Cellar classics: Wynns Black Label Cabernet Sauvignon 1990 vs 1991
Typically, my birthday lasts for a week. Some years it’s more like a fortnight, and three years ago it was almost a month. But mostly it’s just a week of celebration.
This year, however, I’ve compacted things down into just a few days. It might be because I’m getting old. It might be because thirty four is a nothing birthday. It’s might be because I’ve got way too much else on this week to fit in much celebration.
Whatever the reason, this year I feel like I need to go hard for a shorter time. Drink better, eat better. Drink more, eat more. More and better.
Which means that for last night’s birthday dinner (at Sydney’s Guillaumes) I went all out. In came the additional lobster and wagyu course. In came the bottle of Champagne (a sprightly Diebolt Vallois blanc de blancs) rather than just the glass.
And in came this pair of classic Australian reds from Wynns.
1990 and 1991 have something of a mythical reputation here in Oz, with ’90 particularly considered to be the vintage that Australian red wine made it. A strong, warm vintage in many parts of the nation (largely South Australia), it produced the sort of concentration and intensity that had people from around the world (notably the US) trying to figure out where the Barossa actually was.
It was, to mangle a cliche, the vintage that put Australian wine on the map. The vintage of the century.
So much so that when the 1991 vintage came along it was all but forgotten.

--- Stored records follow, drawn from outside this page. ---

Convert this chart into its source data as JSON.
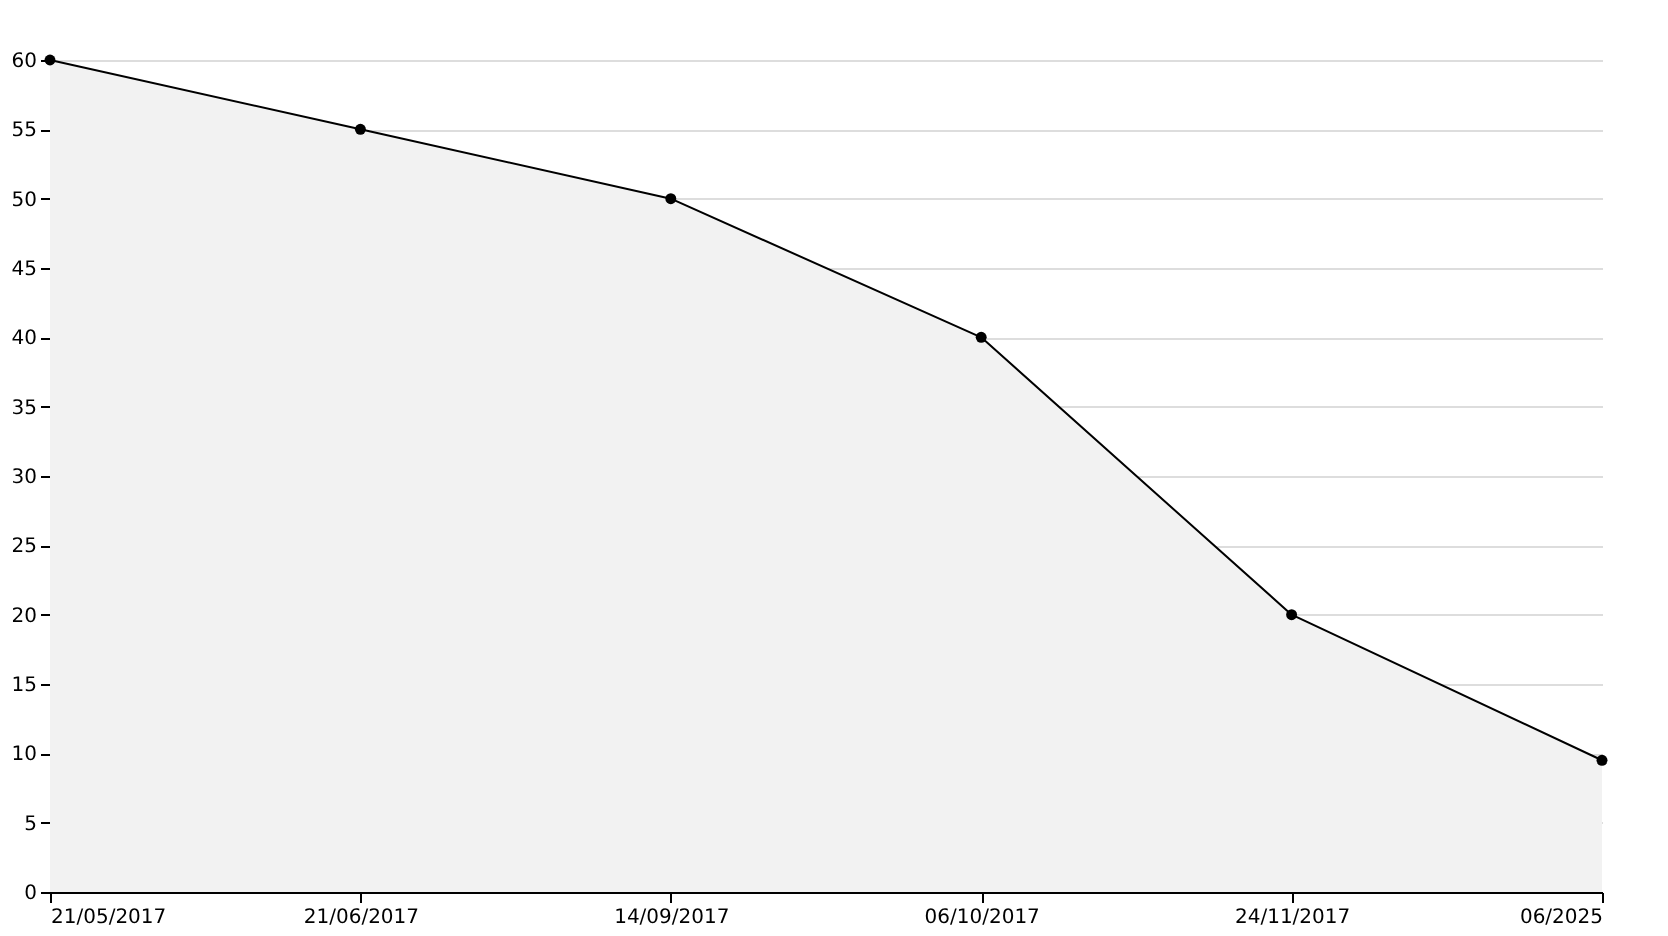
{
  "chart_data": {
    "type": "area",
    "categories": [
      "21/05/2017",
      "21/06/2017",
      "14/09/2017",
      "06/10/2017",
      "24/11/2017",
      "06/2025"
    ],
    "series": [
      {
        "color": "#f2f2f2",
        "values": [
          60,
          55,
          50,
          40,
          20,
          9.5
        ]
      }
    ],
    "ylim": [
      0,
      60
    ],
    "yticks": [
      0,
      5,
      10,
      15,
      20,
      25,
      30,
      35,
      40,
      45,
      50,
      55,
      60
    ],
    "grid": "y",
    "marker": "circle",
    "line_style": "solid"
  }
}
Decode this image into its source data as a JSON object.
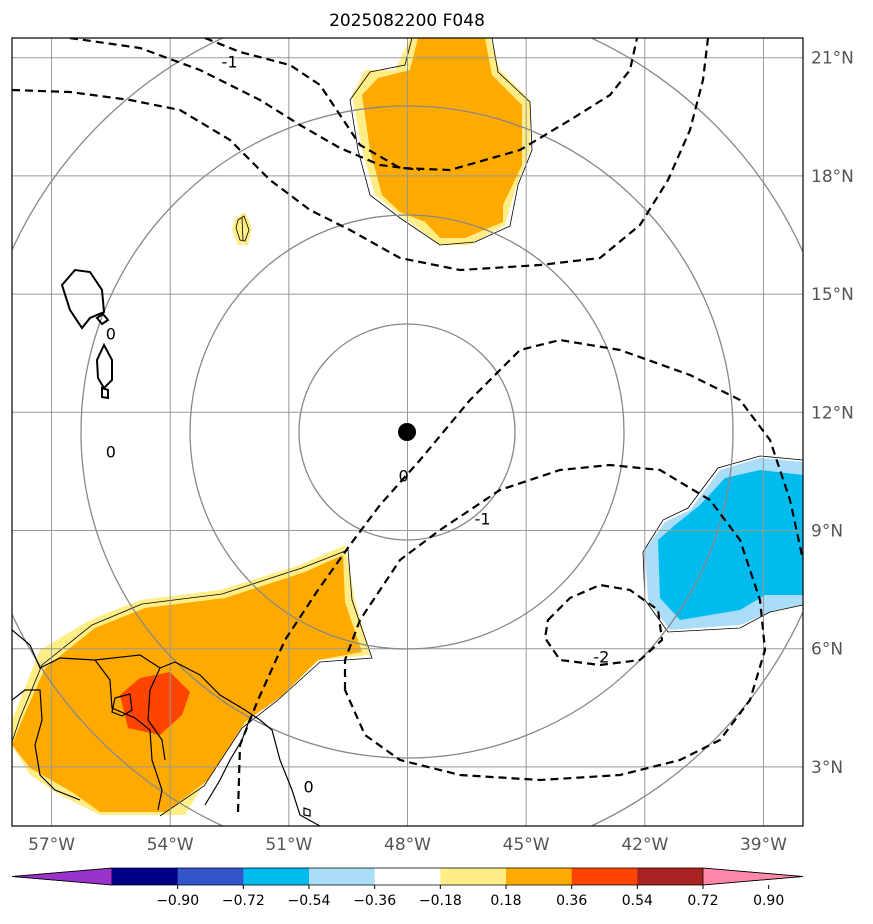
{
  "title": "2025082200 F048",
  "map": {
    "lon_range": [
      -58,
      -38
    ],
    "lat_range": [
      1.5,
      21.5
    ],
    "grid": true,
    "lon_ticks": [
      {
        "value": -57,
        "label": "57°W"
      },
      {
        "value": -54,
        "label": "54°W"
      },
      {
        "value": -51,
        "label": "51°W"
      },
      {
        "value": -48,
        "label": "48°W"
      },
      {
        "value": -45,
        "label": "45°W"
      },
      {
        "value": -42,
        "label": "42°W"
      },
      {
        "value": -39,
        "label": "39°W"
      }
    ],
    "lat_ticks": [
      {
        "value": 3,
        "label": "3°N"
      },
      {
        "value": 6,
        "label": "6°N"
      },
      {
        "value": 9,
        "label": "9°N"
      },
      {
        "value": 12,
        "label": "12°N"
      },
      {
        "value": 15,
        "label": "15°N"
      },
      {
        "value": 18,
        "label": "18°N"
      },
      {
        "value": 21,
        "label": "21°N"
      }
    ],
    "center_marker": {
      "lon": -47.9,
      "lat": 11.6
    },
    "range_rings_count": 4,
    "contour_labels": [
      {
        "text": "-1",
        "lon": -52.5,
        "lat": 20.9
      },
      {
        "text": "0",
        "lon": -48.1,
        "lat": 10.4
      },
      {
        "text": "-1",
        "lon": -46.1,
        "lat": 9.3
      },
      {
        "text": "-2",
        "lon": -43.1,
        "lat": 5.8
      },
      {
        "text": "0",
        "lon": -55.5,
        "lat": 14.0
      },
      {
        "text": "0",
        "lon": -55.5,
        "lat": 11.0
      },
      {
        "text": "0",
        "lon": -50.5,
        "lat": 2.5
      }
    ]
  },
  "colorbar": {
    "colors": [
      "#9933cc",
      "#000088",
      "#3355cc",
      "#00bbee",
      "#aaddf7",
      "#ffffff",
      "#ffee88",
      "#ffaa00",
      "#ff4400",
      "#aa2222",
      "#ff88aa"
    ],
    "tick_labels": [
      "−0.90",
      "−0.72",
      "−0.54",
      "−0.36",
      "−0.18",
      "0.18",
      "0.36",
      "0.54",
      "0.72",
      "0.90"
    ]
  }
}
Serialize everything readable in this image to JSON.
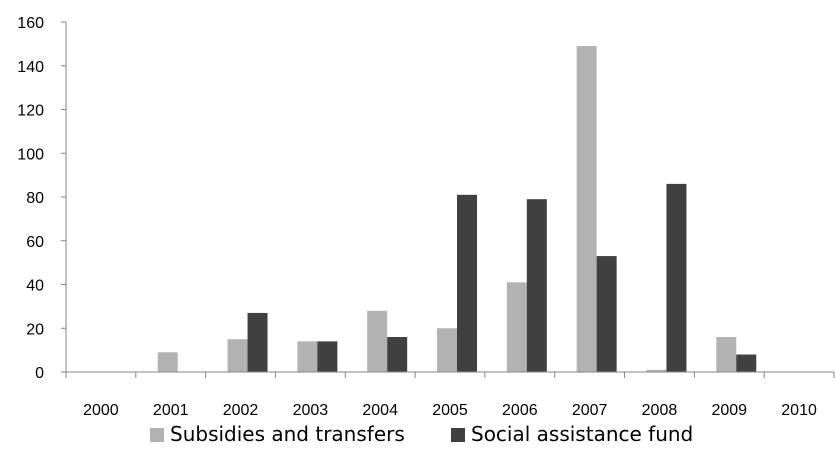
{
  "chart_data": {
    "type": "bar",
    "title": "",
    "xlabel": "",
    "ylabel": "",
    "categories": [
      "2000",
      "2001",
      "2002",
      "2003",
      "2004",
      "2005",
      "2006",
      "2007",
      "2008",
      "2009",
      "2010"
    ],
    "ylim": [
      0,
      160
    ],
    "yticks": [
      "0",
      "20",
      "40",
      "60",
      "80",
      "100",
      "120",
      "140",
      "160"
    ],
    "grid": false,
    "legend_position": "bottom",
    "series": [
      {
        "name": "Subsidies and transfers",
        "color": "#b2b2b2",
        "values": [
          0,
          9,
          15,
          14,
          28,
          20,
          41,
          149,
          1,
          16,
          0
        ]
      },
      {
        "name": "Social assistance fund",
        "color": "#404040",
        "values": [
          0,
          0,
          27,
          14,
          16,
          81,
          79,
          53,
          86,
          8,
          0
        ]
      }
    ]
  }
}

The clamour for ’90 meant that the cooler, more structured forms of the 91 South Australian reds were cast aside.
Yet fast forward a few years and suddenly some of those ’90s didn’t look as great as expected. The ’91s instead looked more even, cooler, with more acid. Less power, more glide. So much so that now, twenty five odd years later, many producers ’91s look better than the ’90s.
What’s fun about this contrast is that it’s not a hard and fast rule (and it’s largely a South Australian thing), with any comparison of ’90 and ’91 vintage premium reds from wine producers in the Barossa, Coonawarra, Clare bound to bring up differing results.
For one example, the ’91 Petaluma Coonawarra is, for mine, a much more impressive wine than the jammy ’90. Ditto the ’91 Katnook Cabernet, which edges out the ’90 in many ways.
But I’m not so sure about these two Wynns Black Label Cabernet Sauvignons. I sat there with a small glass of each in front of me last night and mulled over which wine I preferred and why. I was drinking, rather than tasting, so didn’t really score. But you get my drift.
This is what I came up with:
Wynns Black Label Cabernet Sauvignon 1990
Raspberry, cough syrup and black currant liqueur. Immediately riper and more red fruited than the 91, it’s thick set and bold, with just a background edge of baked fruit, though thats also part of the charm. Almost prickly acid punctuates the finish and its still young, even with the mushrooming and earthen evolution of age. What give it an edge over the ’91 is that its just more generous – less severe. It is, however, not getting any better, though the acid suggests it could live for many years yet. Impressive wine, arguably an icon, but is it truly seduction in its form? That I’m not sure about it. Still, there’s something wonderfully real about this wine – from first whiff its identifiable as warm year Coonawarra Cabernet and, for what was a humbly priced wine back in the day, its an unquestionably attractive red.